I want to see a man on fire running through a gas station that's how I want to end my day.
[Uncle Marv]
Oh man. So on my birthday this year it happened this year a Florida man named David Jerome Jackson was arrested after being found hiding in a clothes dryer.
[MacKenzie Brown]
Is that R. Kelly's song Trapped in the Closet? Oh my gosh hiding in a clothes dryer.
[Uncle Marv]
Yes so folks I should also let you know head over to itbusinesspodcast.com click on the sponsor page not only can you check out NetAlly and Super Ops but TruGrid a partner as well this year. TruGrid was the travel partner for the ASCII Edge event that I was at last week so the recordings that you'll hear from ASCII will start with a TruGrid announcement. Check them out great secure remote access option for you.

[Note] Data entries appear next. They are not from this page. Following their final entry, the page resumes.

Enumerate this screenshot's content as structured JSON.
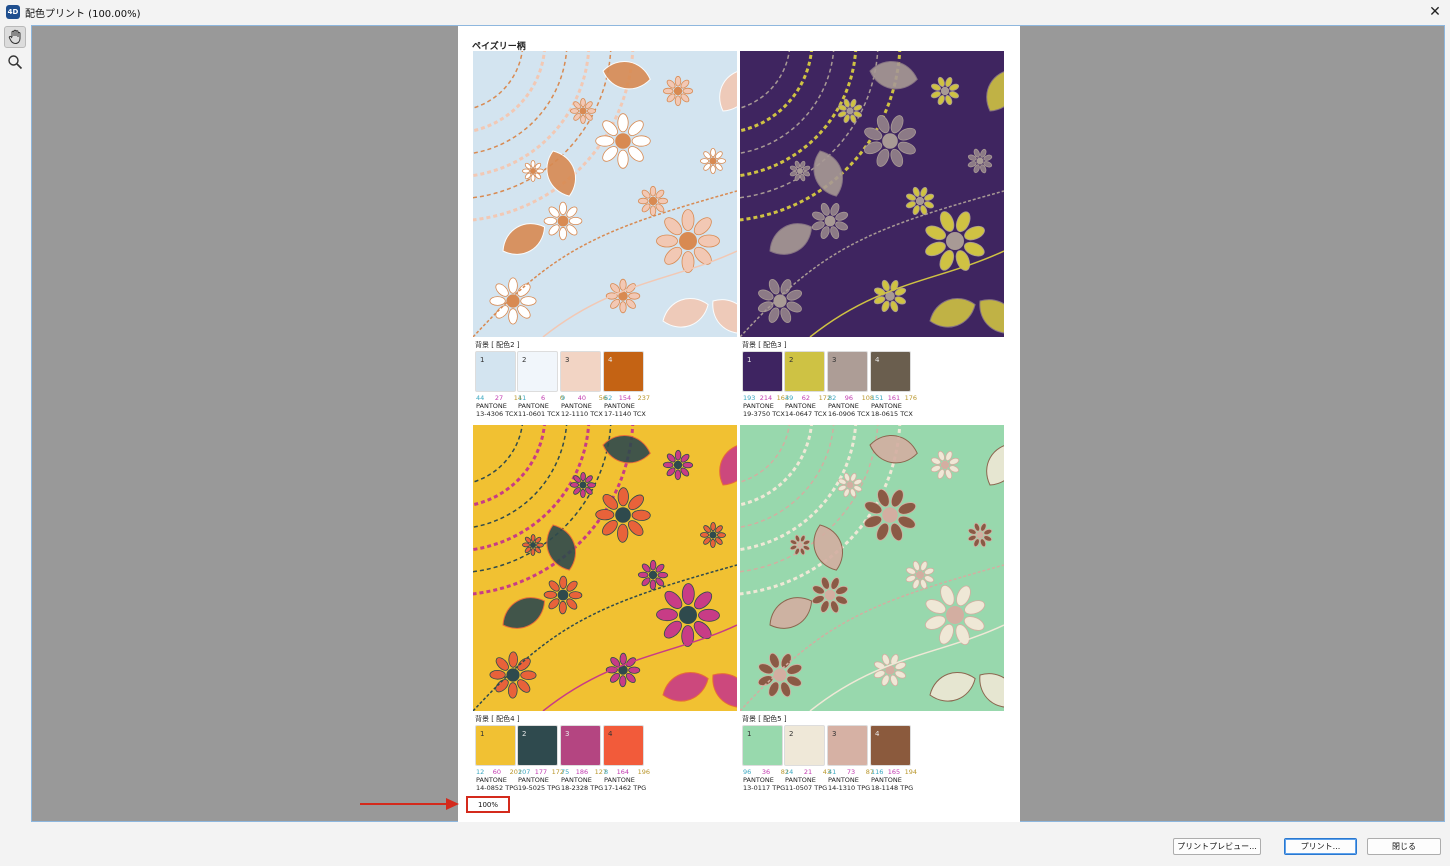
{
  "window": {
    "title": "配色プリント (100.00%)",
    "app_icon": "4D",
    "close_symbol": "✕"
  },
  "toolbar": {
    "tools": [
      {
        "name": "hand-icon",
        "active": true
      },
      {
        "name": "magnifier-icon",
        "active": false
      }
    ]
  },
  "page": {
    "title": "ペイズリー柄",
    "zoom_label": "100%",
    "variants": [
      {
        "label": "背景 [ 配色2 ]",
        "theme": {
          "bg": "#d3e4f0",
          "c1": "#f2c8b4",
          "c2": "#d88a52",
          "c3": "#ffffff"
        },
        "swatches": [
          {
            "num": "1",
            "color": "#d3e4f0",
            "rgb": [
              "44",
              "27",
              "14"
            ],
            "pantone": [
              "PANTONE",
              "13-4306 TCX"
            ]
          },
          {
            "num": "2",
            "color": "#f1f6fb",
            "rgb": [
              "11",
              "6",
              "0"
            ],
            "pantone": [
              "PANTONE",
              "11-0601 TCX"
            ]
          },
          {
            "num": "3",
            "color": "#f2d4c4",
            "rgb": [
              "9",
              "40",
              "56"
            ],
            "pantone": [
              "PANTONE",
              "12-1110 TCX"
            ]
          },
          {
            "num": "4",
            "color": "#c46314",
            "rgb": [
              "62",
              "154",
              "237"
            ],
            "pantone": [
              "PANTONE",
              "17-1140 TCX"
            ]
          }
        ]
      },
      {
        "label": "背景 [ 配色3 ]",
        "theme": {
          "bg": "#3f2560",
          "c1": "#cfc243",
          "c2": "#a89a95",
          "c3": "#8c7a86"
        },
        "swatches": [
          {
            "num": "1",
            "color": "#3e2461",
            "rgb": [
              "193",
              "214",
              "163"
            ],
            "pantone": [
              "PANTONE",
              "19-3750 TCX"
            ]
          },
          {
            "num": "2",
            "color": "#cec244",
            "rgb": [
              "49",
              "62",
              "172"
            ],
            "pantone": [
              "PANTONE",
              "14-0647 TCX"
            ]
          },
          {
            "num": "3",
            "color": "#ad9d96",
            "rgb": [
              "82",
              "96",
              "108"
            ],
            "pantone": [
              "PANTONE",
              "16-0906 TCX"
            ]
          },
          {
            "num": "4",
            "color": "#6a5e4e",
            "rgb": [
              "151",
              "161",
              "176"
            ],
            "pantone": [
              "PANTONE",
              "18-0615 TCX"
            ]
          }
        ]
      },
      {
        "label": "背景 [ 配色4 ]",
        "theme": {
          "bg": "#f1c132",
          "c1": "#c83c86",
          "c2": "#2f4a4d",
          "c3": "#e8623a"
        },
        "swatches": [
          {
            "num": "1",
            "color": "#f1c133",
            "rgb": [
              "12",
              "60",
              "201"
            ],
            "pantone": [
              "PANTONE",
              "14-0852 TPG"
            ]
          },
          {
            "num": "2",
            "color": "#2f4a4e",
            "rgb": [
              "207",
              "177",
              "172"
            ],
            "pantone": [
              "PANTONE",
              "19-5025 TPG"
            ]
          },
          {
            "num": "3",
            "color": "#b44581",
            "rgb": [
              "75",
              "186",
              "127"
            ],
            "pantone": [
              "PANTONE",
              "18-2328 TPG"
            ]
          },
          {
            "num": "4",
            "color": "#f25b3a",
            "rgb": [
              "8",
              "164",
              "196"
            ],
            "pantone": [
              "PANTONE",
              "17-1462 TPG"
            ]
          }
        ]
      },
      {
        "label": "背景 [ 配色5 ]",
        "theme": {
          "bg": "#98d8ad",
          "c1": "#efe8d6",
          "c2": "#d3aea1",
          "c3": "#8a5a45"
        },
        "swatches": [
          {
            "num": "1",
            "color": "#98d9ad",
            "rgb": [
              "96",
              "36",
              "82"
            ],
            "pantone": [
              "PANTONE",
              "13-0117 TPG"
            ]
          },
          {
            "num": "2",
            "color": "#efe8d8",
            "rgb": [
              "14",
              "21",
              "43"
            ],
            "pantone": [
              "PANTONE",
              "11-0507 TPG"
            ]
          },
          {
            "num": "3",
            "color": "#d6b1a4",
            "rgb": [
              "41",
              "73",
              "87"
            ],
            "pantone": [
              "PANTONE",
              "14-1310 TPG"
            ]
          },
          {
            "num": "4",
            "color": "#8b5a3d",
            "rgb": [
              "116",
              "165",
              "194"
            ],
            "pantone": [
              "PANTONE",
              "18-1148 TPG"
            ]
          }
        ]
      }
    ]
  },
  "buttons": {
    "print_preview": "プリントプレビュー...",
    "print": "プリント...",
    "close": "閉じる"
  },
  "colors": {
    "viewport_bg": "#999999",
    "highlight": "#d42a1c"
  }
}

That people that you know for people that need to get back to their desktops and servers with zero trust. So check them out and I do want to give a very special shout out to my listeners. It is happening you guys are supporting the show of course you can always go to the you know support the show page and give a donation through PayPal or become a patron but one of the easiest things you can do that is probably the most that you could do is if you shop on Amazon use the store link on the website start there as your home page and then everything you normally buy at Amazon no change to you no whatever Amazon takes care of providing a little commission back to the show that is fantastic. I'm actually going to do a video which might be an Amazon live and we'll start promoting some of the things that you guys are buying and give everybody some ideas on what to use tech wise when it comes to shopping on Amazon.

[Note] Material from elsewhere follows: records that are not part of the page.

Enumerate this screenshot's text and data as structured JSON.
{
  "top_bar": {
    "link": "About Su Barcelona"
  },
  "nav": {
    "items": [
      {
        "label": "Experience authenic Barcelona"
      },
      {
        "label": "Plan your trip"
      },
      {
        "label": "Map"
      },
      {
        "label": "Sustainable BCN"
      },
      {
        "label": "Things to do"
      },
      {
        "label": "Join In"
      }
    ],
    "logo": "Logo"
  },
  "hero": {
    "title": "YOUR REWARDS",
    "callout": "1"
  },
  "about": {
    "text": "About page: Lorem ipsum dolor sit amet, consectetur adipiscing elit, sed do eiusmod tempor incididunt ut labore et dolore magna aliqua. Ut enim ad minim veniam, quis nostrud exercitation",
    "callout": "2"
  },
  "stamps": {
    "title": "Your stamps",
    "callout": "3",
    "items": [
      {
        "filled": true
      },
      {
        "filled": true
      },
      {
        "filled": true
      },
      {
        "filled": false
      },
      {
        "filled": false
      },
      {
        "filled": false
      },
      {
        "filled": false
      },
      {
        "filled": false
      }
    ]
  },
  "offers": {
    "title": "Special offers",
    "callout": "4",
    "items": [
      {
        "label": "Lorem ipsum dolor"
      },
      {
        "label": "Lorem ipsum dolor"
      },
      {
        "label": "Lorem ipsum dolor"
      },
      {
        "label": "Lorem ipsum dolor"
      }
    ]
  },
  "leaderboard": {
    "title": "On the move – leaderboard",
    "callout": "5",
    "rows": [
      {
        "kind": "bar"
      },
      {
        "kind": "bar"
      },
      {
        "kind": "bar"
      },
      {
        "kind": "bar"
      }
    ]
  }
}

So I appreciate that. Thank you very much and MacKenzie thank you for coming on the show.
[MacKenzie Brown]
Thanks for having me. We'll have to do this again for sure.
[Uncle Marv]
We will. All right folks that's going to do it. Thank you all for tuning in.
And remember always head over to the website and find your favorite pod catcher because we do a lot more than these live shows. There are audio shows dropping all the time. So save us in your pod catcher.
Catch us when we're out there. And of course we'll see you out at the conferences and I'm going to be looking for these Viori leggings to do it.
[MacKenzie Brown]
You won't be disappointed.
[Uncle Marv]
Go to the website. Not to be creepy but just to see what MacKenzie is talking about.
[MacKenzie Brown]
Start with like the men's joggers. Just start there. Promote yourself.
[Uncle Marv]
All right folks we'll see you out there. Take care and until next time. Holla!
MacKenzie Brown
VP of Adversary Pursuit Group
MacKenzie Brown oversees Blackpoint’s threat research and intel team, The Adversary Pursuit Group (APG), while also acting as a key thought-leader for the Blackpoint brand representing the overall product ecosystem and broader security vision among partners. Her background in incident response includes supporting global customers and navigating advanced adversary investigations as an incident manager at Microsoft. Mackenzie is an active advisory board member for the Idaho Women in Technology organization, and strives to bring transformation to the industry for a better tomorrow. During her time at Blackpoint, Mackenzie has been awarded CRN Channel Chief & listed on Women of the Channel list for 2023 and 2024.